For another, the panel--made up of a captain, four majors and a colonel --scarcely seemed to have been stampeded. "I wanted to believe [that the massacre] didn't happen, that it was a hoax," said one member after the verdict. "We looked for anything that would prove Lieut. Calley innocent," said another. Lawyer-Author Alfred Avins, a military-law specialist, notes that officers "are required by virtue of their training to maintain a degree of detachment" and thus are not so prone to "mob psychology" as other jurors.
Specific proof that the jurors had actually been improperly influenced would seem necessary to reverse a conviction. With the recent history of publicity and justice for such defendants as Angela Davis, Charles Manson and Jack Ruby, Avins says, "there is no reason to believe that extensive press coverage should paralyze judicial procedure, whether it's civil or criminal or military, if you have the right kind of triers of fact."

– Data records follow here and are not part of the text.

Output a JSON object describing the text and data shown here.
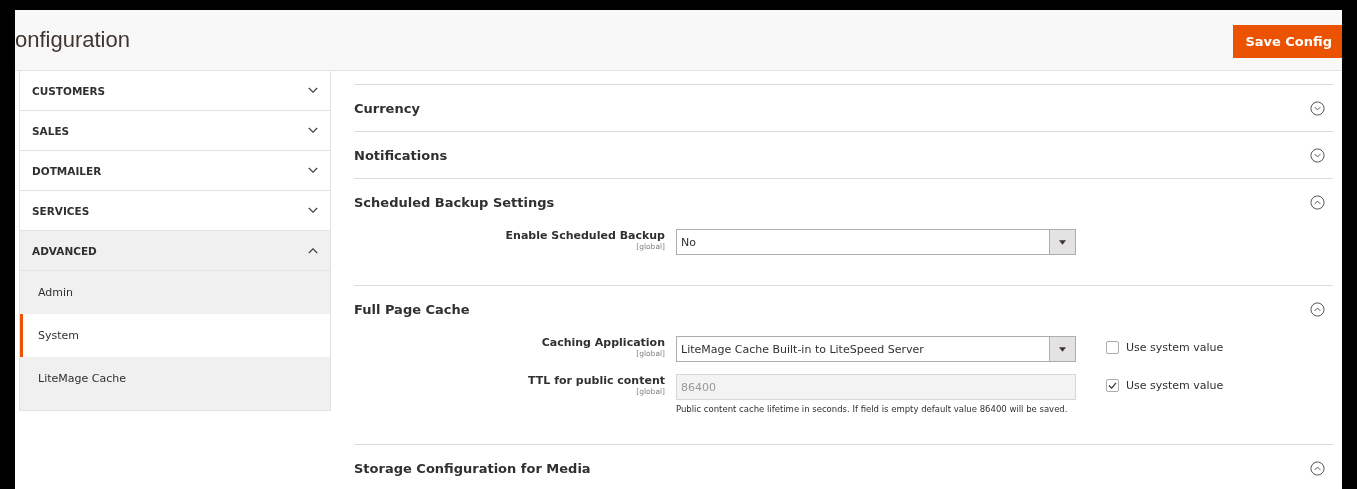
{
  "page": {
    "title": "onfiguration",
    "save_button": "Save Config"
  },
  "sidebar": {
    "items": [
      {
        "label": "CUSTOMERS",
        "expanded": false
      },
      {
        "label": "SALES",
        "expanded": false
      },
      {
        "label": "DOTMAILER",
        "expanded": false
      },
      {
        "label": "SERVICES",
        "expanded": false
      },
      {
        "label": "ADVANCED",
        "expanded": true,
        "children": [
          {
            "label": "Admin",
            "selected": false
          },
          {
            "label": "System",
            "selected": true
          },
          {
            "label": "LiteMage Cache",
            "selected": false
          }
        ]
      }
    ]
  },
  "sections": [
    {
      "title": "Currency",
      "expanded": false
    },
    {
      "title": "Notifications",
      "expanded": false
    },
    {
      "title": "Scheduled Backup Settings",
      "expanded": true,
      "fields": [
        {
          "label": "Enable Scheduled Backup",
          "scope": "[global]",
          "kind": "select",
          "value": "No",
          "disabled": false
        }
      ]
    },
    {
      "title": "Full Page Cache",
      "expanded": true,
      "fields": [
        {
          "label": "Caching Application",
          "scope": "[global]",
          "kind": "select",
          "value": "LiteMage Cache Built-in to LiteSpeed Server",
          "disabled": false,
          "use_system": {
            "label": "Use system value",
            "checked": false
          }
        },
        {
          "label": "TTL for public content",
          "scope": "[global]",
          "kind": "text",
          "value": "86400",
          "disabled": true,
          "note": "Public content cache lifetime in seconds. If field is empty default value 86400 will be saved.",
          "use_system": {
            "label": "Use system value",
            "checked": true
          }
        }
      ]
    },
    {
      "title": "Storage Configuration for Media",
      "expanded": true
    }
  ]
}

Judge Elliott, a Kennedy appointee and son of a Methodist minister, is a well-respected, generally conservative jurist, but from the first day of hearing the Calley appeal, when he noted that "command influence can be a subtle thing," he has made his feelings about the case apparent. After announcing his opinion last week, he added from the bench: "Joshua did not have charges brought against him for the slaughter of the civilian population of Jericho. But then the Lord was with Joshua, we are told." The judge had already been reversed once in the case by the Fifth Circuit Court of Appeals, when he released Calley on bail pending his decision. Last week the Fifth Circuit again blocked Galley's release, at least temporarily, to give the Army time to appeal through the Justice Department, which represents the military in federal court proceedings. It will do so formally this week.